Tuesday, November 15, 2016: 8:55 AM
Lombard (Hilton San Francisco Union Square)
Tanmoy Dutta1, Gabriella Papa2, Jian SUN3, Nancy Isern4, John R Cort4, Blake A. Simmons5 and Seema Singh6, (1)Deconstruction Division, Joint BioEnergy Institute/Sandia National Laboratories, Emeryville, CA, (2)Joint BioEnergy Institute-Lawrence Berkeley National Laboratory, Emeryville, CA, (3)Key Laboratory of Green Process and Engineering, Institute of Process Engineering, Chinese Academy of Sciences, Beijing, China, (4)Environmental Molecular Sciences Laboratory, Pacific Northwest National Laboratory, Richland, WA, (5)Joint BioEnergy Institute, Emeryville, CA 94608 and Sandia National laboratories, Livermore, CA, Emeryville, CA, (6)Joint BioEnergy Institute, Emeryville, CA

Lignin is a complex three-dimensional amorphous polymer derived from paracoumaryl, coniferyl, and synapyl alcohols, cross-linked together by different a number of linkages.

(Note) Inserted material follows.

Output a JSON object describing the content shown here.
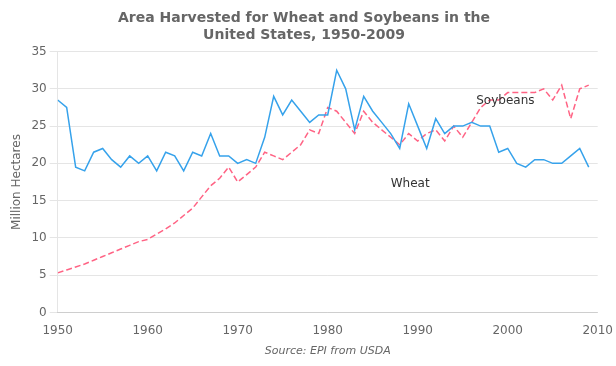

In plant cell walls, lignin fills the spaces between cellulose and hemicellulose, and it acts like a ‘glue’ that holds the lignocellulose matrix together. Despite years of research, the lignin structure is still not well understood as a function of feedstock and process. The ability of certain ionic liquids (ILs) to dissolve cellulose and/or lignin enables the possibility of commercial lignin upgrading and valorization to improve the overall biorefinery economics. However, to date depolymerization mechanisms of lignin in ILs is not well understood. In this study, the changes in the chemical composition of lignin after pretreatment with IL were investigated. Three different type of biomass, namely switch grass, eucalyptus and pine were utilized in this study. The relative changes in the common β-O-4, β-β and β-5 inter-unit linkages of lignin during pretreatment process were investigated using solution state two dimensional (2D) nuclear magnetic resonance (NMR). The changes in the size and molecular weight distribution of lignin were analyzed using size exclusion chromatography (SEC) and mass spectrometry.